Speaking for most people, it is a relief that election ads are no longer on the airwaves. For many, election night is like watching a sporting event where we follow results, count red and blue states and, especially since 2000, electoral votes.
This year, “Big Data” got a piece of the national spotlight. You may have seen news reports focusing on Nate Silver that year, who runs the FiveThirtyEight blog. Prior to the election, Silver predicted that President Barak Obama would be re-elected. This attracted some criticisms from national commentators. The results of the election proved that Silver’s predictions – based on predictive mathematical models and careful data analysis – were accurate.
Silver’s predictions provide an example of big data at work, which extends far beyond political polling. Whether it is in business or other endeavors, leveraging big data typically refers to how an organization collects, examines, manages and uses information.
New Opportunities
Businesses today are collecting more data than they know what to do with, requiring people with new skills and a new management style to turn that information into a competitive advantage.
As a result, businesses across the country and all over the world need managers who are skilled in data analytics to mine and manage business data.
Data analysis is not new. In the 1970s and 80s, airlines began looking at ticket purchases on specific routes, times of year, times of day, etc. to develop new and more profitable pricing strategies. Perhaps the best known execution of data analysis was highlighted in the book, Moneyball, by Michael Lewis, which was made into a major motion picture and focused on the Oakland A’s use of data to select players undervalued by other teams.
What is new is that anyone can now get access to data and use their own technology to store, analyze and visualize it. What is also new is that firms are beginning to recognize that they have (or can buy) massive databases of order, purchase, demographic information about their customers, and that these data are underutilized.
In the past, many business leaders used their “gut instinct” as a large part of the decision-making process. Today, decision-makers have access to more and more information about their customers, their products and services and the marketplace. Businesses, organizations and many others are using big data to help make more accurate predictions about their markets and develop better strategies to grow their businesses and expand their market share.
New Challenges
Naturally, this change presents new management challenges. Leaders have to learn to ask the right questions. Organizations have to improve how they collect and manage data and must find people who can translate that data into useful information and actionable intelligence.

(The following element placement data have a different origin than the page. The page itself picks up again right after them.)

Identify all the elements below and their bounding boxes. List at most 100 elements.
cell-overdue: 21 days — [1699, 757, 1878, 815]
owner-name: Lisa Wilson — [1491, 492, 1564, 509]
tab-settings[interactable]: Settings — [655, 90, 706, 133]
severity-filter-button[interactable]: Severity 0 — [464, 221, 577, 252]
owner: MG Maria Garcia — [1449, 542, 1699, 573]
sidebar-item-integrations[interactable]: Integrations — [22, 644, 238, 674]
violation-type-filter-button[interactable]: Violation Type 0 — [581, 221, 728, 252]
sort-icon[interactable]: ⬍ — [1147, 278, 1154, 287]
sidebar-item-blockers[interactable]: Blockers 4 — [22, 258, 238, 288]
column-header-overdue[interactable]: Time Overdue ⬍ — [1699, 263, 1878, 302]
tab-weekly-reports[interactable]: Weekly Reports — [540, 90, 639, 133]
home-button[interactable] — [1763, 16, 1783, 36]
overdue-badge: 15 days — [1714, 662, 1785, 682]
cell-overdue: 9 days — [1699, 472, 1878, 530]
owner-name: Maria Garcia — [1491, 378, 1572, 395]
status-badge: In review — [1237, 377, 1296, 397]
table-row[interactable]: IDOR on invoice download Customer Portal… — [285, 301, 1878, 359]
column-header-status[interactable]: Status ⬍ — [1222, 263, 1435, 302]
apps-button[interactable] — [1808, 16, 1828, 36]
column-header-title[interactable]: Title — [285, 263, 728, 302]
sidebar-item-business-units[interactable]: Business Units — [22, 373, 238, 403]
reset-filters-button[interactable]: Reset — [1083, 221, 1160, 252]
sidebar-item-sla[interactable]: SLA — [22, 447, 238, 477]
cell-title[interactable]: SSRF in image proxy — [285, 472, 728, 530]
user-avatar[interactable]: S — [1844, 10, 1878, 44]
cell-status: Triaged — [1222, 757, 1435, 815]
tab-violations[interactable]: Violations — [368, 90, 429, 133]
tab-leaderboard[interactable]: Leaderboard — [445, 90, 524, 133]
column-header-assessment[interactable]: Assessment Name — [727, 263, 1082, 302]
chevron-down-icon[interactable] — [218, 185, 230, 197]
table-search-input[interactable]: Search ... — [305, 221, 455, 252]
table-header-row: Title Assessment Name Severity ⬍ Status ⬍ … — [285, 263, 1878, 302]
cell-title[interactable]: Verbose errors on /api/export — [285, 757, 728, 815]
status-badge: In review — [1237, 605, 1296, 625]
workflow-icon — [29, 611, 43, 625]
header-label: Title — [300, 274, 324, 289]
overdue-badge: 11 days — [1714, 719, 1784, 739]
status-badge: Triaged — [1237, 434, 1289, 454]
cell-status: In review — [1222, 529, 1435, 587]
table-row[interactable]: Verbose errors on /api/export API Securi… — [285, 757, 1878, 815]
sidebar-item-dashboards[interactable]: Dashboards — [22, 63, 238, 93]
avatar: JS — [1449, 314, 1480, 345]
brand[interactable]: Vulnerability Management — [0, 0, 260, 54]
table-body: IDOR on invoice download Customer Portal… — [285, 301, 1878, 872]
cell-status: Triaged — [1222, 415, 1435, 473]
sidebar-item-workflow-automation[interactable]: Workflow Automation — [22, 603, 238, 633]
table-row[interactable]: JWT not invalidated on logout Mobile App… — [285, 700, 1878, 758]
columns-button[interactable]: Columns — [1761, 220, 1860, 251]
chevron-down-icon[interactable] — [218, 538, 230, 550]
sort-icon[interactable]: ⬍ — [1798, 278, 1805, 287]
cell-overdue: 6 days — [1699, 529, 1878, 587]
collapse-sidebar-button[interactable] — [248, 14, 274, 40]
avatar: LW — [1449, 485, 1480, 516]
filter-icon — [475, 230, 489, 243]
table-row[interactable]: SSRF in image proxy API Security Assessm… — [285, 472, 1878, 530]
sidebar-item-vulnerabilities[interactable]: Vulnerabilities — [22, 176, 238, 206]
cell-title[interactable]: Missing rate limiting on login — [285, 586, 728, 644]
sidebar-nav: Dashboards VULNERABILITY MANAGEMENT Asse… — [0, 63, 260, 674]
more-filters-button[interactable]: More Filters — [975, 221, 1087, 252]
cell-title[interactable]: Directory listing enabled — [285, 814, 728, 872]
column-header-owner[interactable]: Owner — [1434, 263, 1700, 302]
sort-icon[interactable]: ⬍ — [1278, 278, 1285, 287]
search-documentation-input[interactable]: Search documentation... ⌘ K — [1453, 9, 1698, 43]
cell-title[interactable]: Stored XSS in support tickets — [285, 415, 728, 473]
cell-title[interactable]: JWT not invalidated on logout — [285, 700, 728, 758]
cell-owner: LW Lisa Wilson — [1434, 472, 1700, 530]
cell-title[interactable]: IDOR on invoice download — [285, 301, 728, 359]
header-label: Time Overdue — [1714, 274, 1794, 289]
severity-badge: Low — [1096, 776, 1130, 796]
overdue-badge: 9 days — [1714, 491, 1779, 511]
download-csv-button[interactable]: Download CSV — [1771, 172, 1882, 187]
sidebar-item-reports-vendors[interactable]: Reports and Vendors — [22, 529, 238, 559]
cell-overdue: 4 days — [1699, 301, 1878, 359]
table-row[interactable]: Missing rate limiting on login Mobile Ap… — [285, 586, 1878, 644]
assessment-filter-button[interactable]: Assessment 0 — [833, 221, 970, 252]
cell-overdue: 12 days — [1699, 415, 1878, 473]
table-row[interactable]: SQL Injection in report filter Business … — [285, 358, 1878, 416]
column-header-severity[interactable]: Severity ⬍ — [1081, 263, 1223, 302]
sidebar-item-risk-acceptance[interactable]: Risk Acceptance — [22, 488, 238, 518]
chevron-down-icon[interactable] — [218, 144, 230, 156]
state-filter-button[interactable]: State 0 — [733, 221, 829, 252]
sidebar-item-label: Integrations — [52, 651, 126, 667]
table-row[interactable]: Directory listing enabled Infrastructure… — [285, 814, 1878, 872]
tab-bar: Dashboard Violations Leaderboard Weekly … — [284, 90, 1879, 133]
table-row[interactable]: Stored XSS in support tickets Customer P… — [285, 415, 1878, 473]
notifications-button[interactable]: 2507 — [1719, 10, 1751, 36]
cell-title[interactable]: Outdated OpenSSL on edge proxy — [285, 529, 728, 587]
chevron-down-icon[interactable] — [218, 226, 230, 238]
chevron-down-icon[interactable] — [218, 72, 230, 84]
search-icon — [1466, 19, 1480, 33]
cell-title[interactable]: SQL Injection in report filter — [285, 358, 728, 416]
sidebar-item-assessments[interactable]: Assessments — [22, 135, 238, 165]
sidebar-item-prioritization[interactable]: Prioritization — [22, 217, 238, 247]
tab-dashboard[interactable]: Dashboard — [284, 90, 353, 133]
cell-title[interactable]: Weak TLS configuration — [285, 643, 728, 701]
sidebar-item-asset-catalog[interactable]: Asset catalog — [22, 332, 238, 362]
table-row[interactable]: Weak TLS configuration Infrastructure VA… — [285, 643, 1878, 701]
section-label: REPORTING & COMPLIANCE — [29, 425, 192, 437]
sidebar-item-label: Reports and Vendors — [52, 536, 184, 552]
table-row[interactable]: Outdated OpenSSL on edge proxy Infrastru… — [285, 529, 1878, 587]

In today’s knowledge-based economy, business professionals are expected to possess sophisticated data analysis expertise and self-management skills. As global business expands and markets become increasingly complex, stakeholders will need to apply data analytics in order to adapt to the scope, intensity and relentlessness of market changes and continually reinvent themselves in order to compete, survive and sustain.
Data-oriented professionals who want to shape the future of global business today are leveraging the power and potential inherent in data analytics. Data analytics professionals mine, interpret and present data enabling organizational leaders to make data informed decision making and evidence-based action.
Let's hope businesses and organizations are ready to leverage big data.